Профессор говорил дружески, с озорным блеском в глазах, но поручик, понятно, стушевался. И, разумеется, попробовал оправдаться тем, что, мол, профессор Фрюкселль способен сам за себя постоять.

Тут профессор рассмеялся. «Нет, Эрик Густав, — сказал он, — дело-то не в этом, просто мы, шведы, — ты безусловно, а я до некоторой степени — любим авантюристов и сорвиголов вроде Агриппы Престберга и Карла Двенадцатого. Именно поэтому ты приезжаешь сюда, чтобы наказать суннеских ребятишек, которые дурно с ним обошлись. Но ты подумай как следует, Эрик Густав! По-твоему, этот малый заслуживает, чтобы поручик Лагерлёф выступал в роли его паладина? Мы в Сунне считаем Престберга сущим бедствием. А ты, человек уважаемый, дельный…»

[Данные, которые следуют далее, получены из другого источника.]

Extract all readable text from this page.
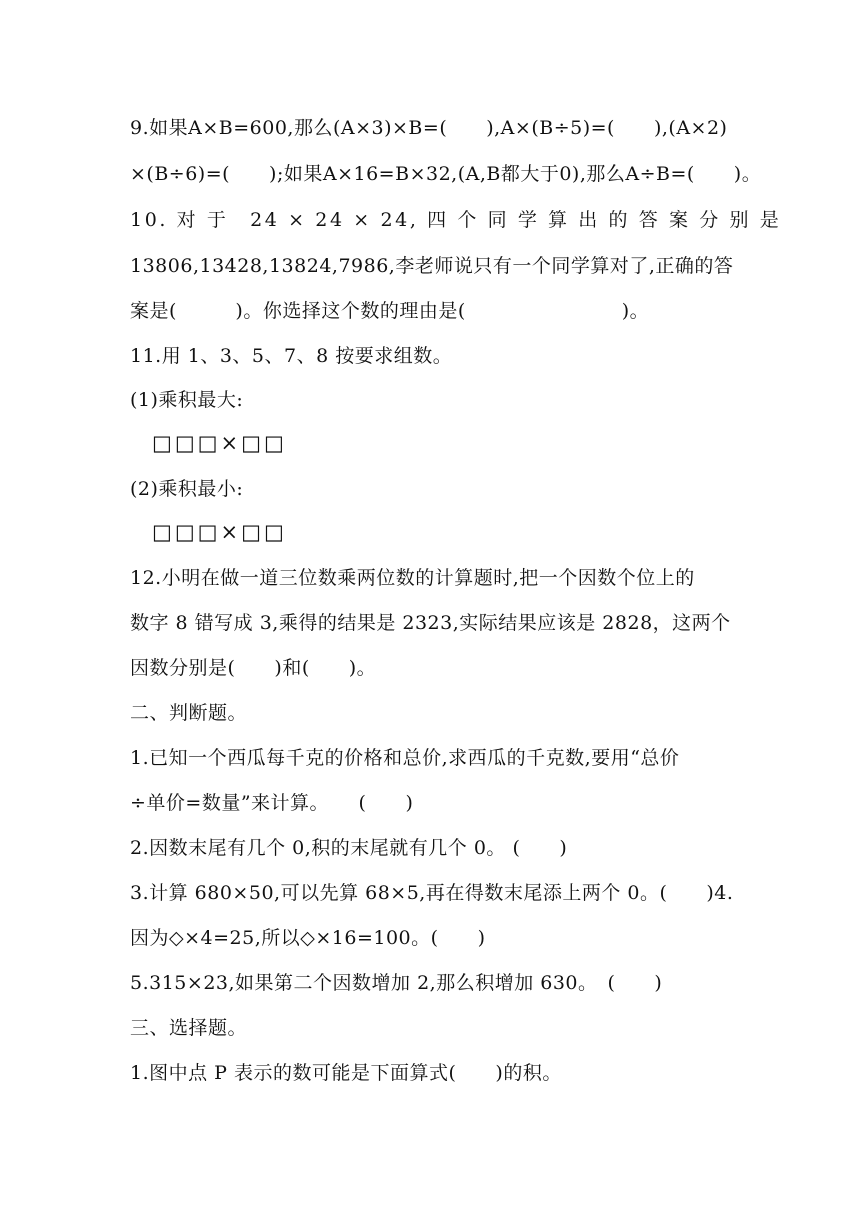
9.如果A×B=600,那么(A×3)×B=(　　),A×(B÷5)=(　　),(A×2)
×(B÷6)=(　　);如果A×16=B×32,(A,B都大于0),那么A÷B=(　　)。
10. 对 于　24 × 24 × 24, 四 个 同 学 算 出 的 答 案 分 别 是
13806,13428,13824,7986,李老师说只有一个同学算对了,正确的答
案是(　　　)。你选择这个数的理由是(　　　　　　　　)。
11.用 1、3、5、7、8 按要求组数。
(1)乘积最大:
□□□×□□
(2)乘积最小:
□□□×□□
12.小明在做一道三位数乘两位数的计算题时,把一个因数个位上的
数字 8 错写成 3,乘得的结果是 2323,实际结果应该是 2828，这两个
因数分别是(　　)和(　　)。
二、判断题。
1.已知一个西瓜每千克的价格和总价,求西瓜的千克数,要用“总价
÷单价=数量”来计算。　　(　　)
2.因数末尾有几个 0,积的末尾就有几个 0。 (　　)
3.计算 680×50,可以先算 68×5,再在得数末尾添上两个 0。(　　)4.
因为◇×4=25,所以◇×16=100。(　　)
5.315×23,如果第二个因数增加 2,那么积增加 630。　(　　)
三、选择题。
1.图中点 P 表示的数可能是下面算式(　　)的积。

В этот миг папенька не выдерживает.

— Берегись, Меланоз! — говорит он, постукивая по столу костяшками пальцев.

— Да-да, поручик, — отвечает звонарь, — сейчас закончу. Доскажу только, как все обернулось.

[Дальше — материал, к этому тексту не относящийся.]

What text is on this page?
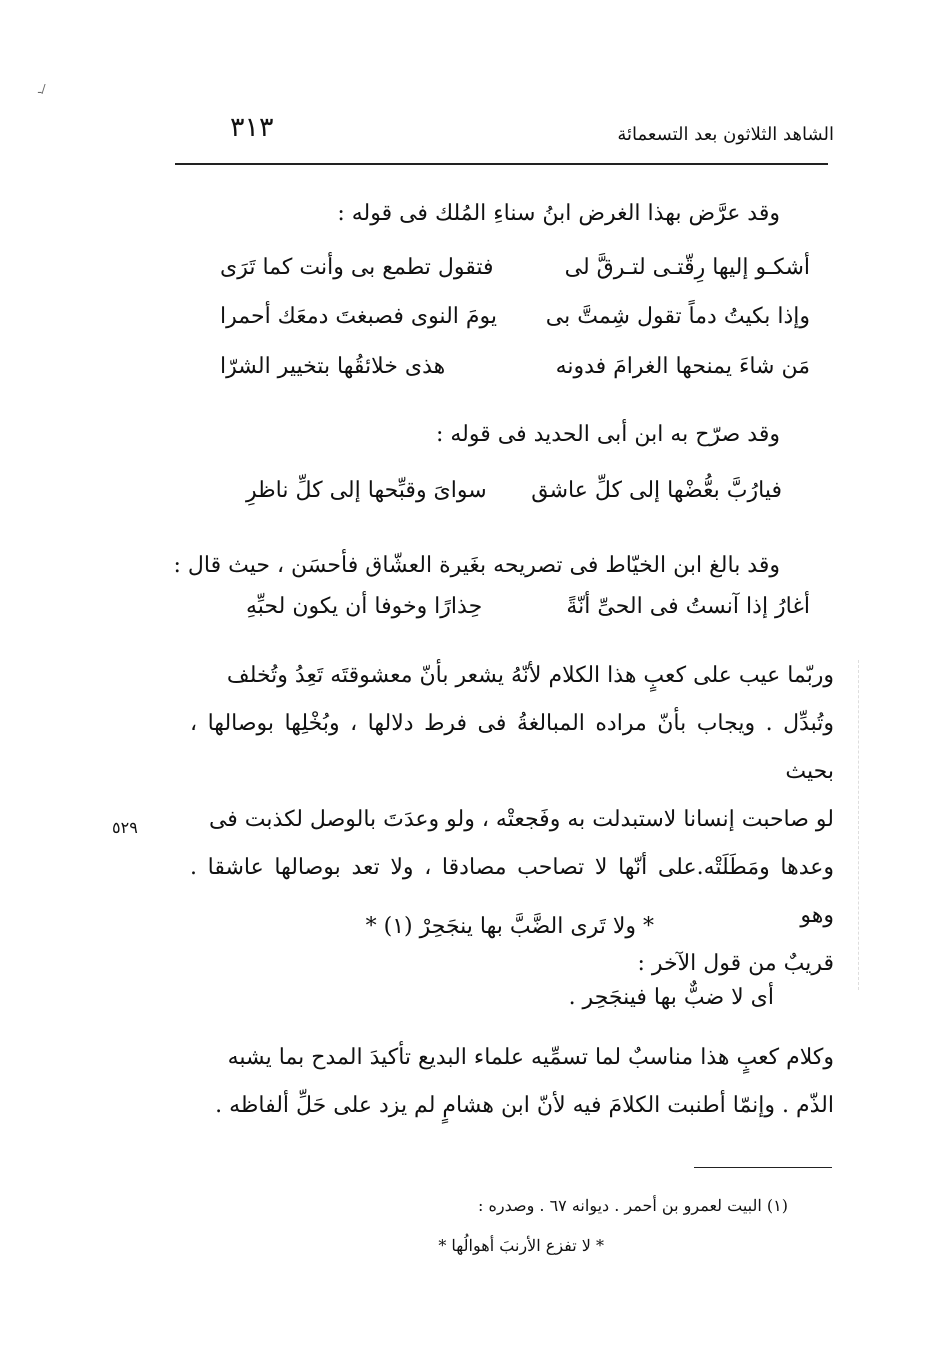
ـ/
الشاهد الثلاثون بعد التسعمائة
٣١٣
وقد عرَّض بهذا الغرض ابنُ سناءِ المُلك فى قوله :
أشكـو إليها رِقّتـى لتـرقَّ لى
فتقول تطمع بى وأنت كما تَرَى
وإذا بكيتُ دماً تقول شِمتَّ بى
يومَ النوى فصبغتَ دمعَك أحمرا
مَن شاءَ يمنحها الغرامَ فدونه
هذى خلائقُها بتخيير الشرّا
وقد صرّح به ابن أبى الحديد فى قوله :
فيارُبَّ بعُّضْها إلى كلِّ عاشق
سواىَ وقبِّحها إلى كلِّ ناظرِ
وقد بالغ ابن الخيّاط فى تصريحه بغَيرة العشّاق فأحسَن ، حيث قال :
أغارُ إذا آنستُ فى الحىِّ أنّةً
حِذارًا وخوفا أن يكون لحبِّهِ
وربّما عيب على كعبٍ هذا الكلام لأنّهُ يشعر بأنّ معشوقتَه تَعِدُ وتُخلف
وتُبدِّل . ويجاب بأنّ مراده المبالغةُ فى فرط دلالها ، وبُخْلِها بوصالها ، بحيث
لو صاحبت إنسانا لاستبدلت به وفَجعتْه ، ولو وعدَتَ بالوصل لكذبت فى
وعدها ومَطَلَتْه.على أنّها لا تصاحب مصادقا ، ولا تعد بوصالها عاشقا . وهو
قريبٌ من قول الآخر :
٥٢٩
* ولا تَرى الضَّبَّ بها ينجَحِرْ (١) *
أى لا ضبٌّ بها فينجَحِر .
وكلام كعبٍ هذا مناسبٌ لما تسمِّيه علماء البديع تأكيدَ المدح بما يشبه
الذّم . وإنمّا أطنبت الكلامَ فيه لأنّ ابن هشامٍ لم يزد على حَلِّ ألفاظه .
(١) البيت لعمرو بن أحمر . ديوانه ٦٧ . وصدره :
* لا تفزع الأرنبَ أهوالُها *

И, по-моему, хорошо, что папенька постучал по столу, иначе ведь звонарь никогда бы не перестал рассуждать о профессоре Фрюкселле, которого обожает. Причем вполне обоснованно, ведь именно профессор Фрюкселль помог ему, простому крестьянскому парнишке, сделаться звонарем и школьным учителем.

— Ясное дело, пришлось поручику уступить, — продолжает звонарь. — Хочешь не хочешь, он обещал, что останется обедать, а потом поедет домой, не пускаясь ради Престберга в легкомысленные поступки. Должен сказать, противостоять этакому богатырю, как профессор Фрюкселль, не так-то просто. Рядом с ним невольно чувствуешь себя маленьким и незначительным, хотя вообще-то полагаешь себя дельным и солидным. Так что я хорошо понимаю, что поручик уступил, но понимаю и другое: в глубине души он был собой недоволен и считал, что предал боевого товарища. И от профессора это не укрылось.

Тут папенька опять стучит по столу.

— Да-да, поручик. Еще лишь несколько слов, — говорит звонарь. — После обеда профессор с поручиком вышли в сад и спустились по широким ступеням меж красивыми террасами, ведущими к Фрюкену. А когда очутились на нижней террасе, которая прямо-таки нависает над водою, то что же они увидели перед собой, как не «Моисея» и маленький дубовый челнок, в коем лежал-горевал Престберг с того самого дня, как случилась незадача! «Да, вот видите, дядюшка, я сказал вам чистую правду, — поспешно замечает поручик. — Он более не может жить в своем дому».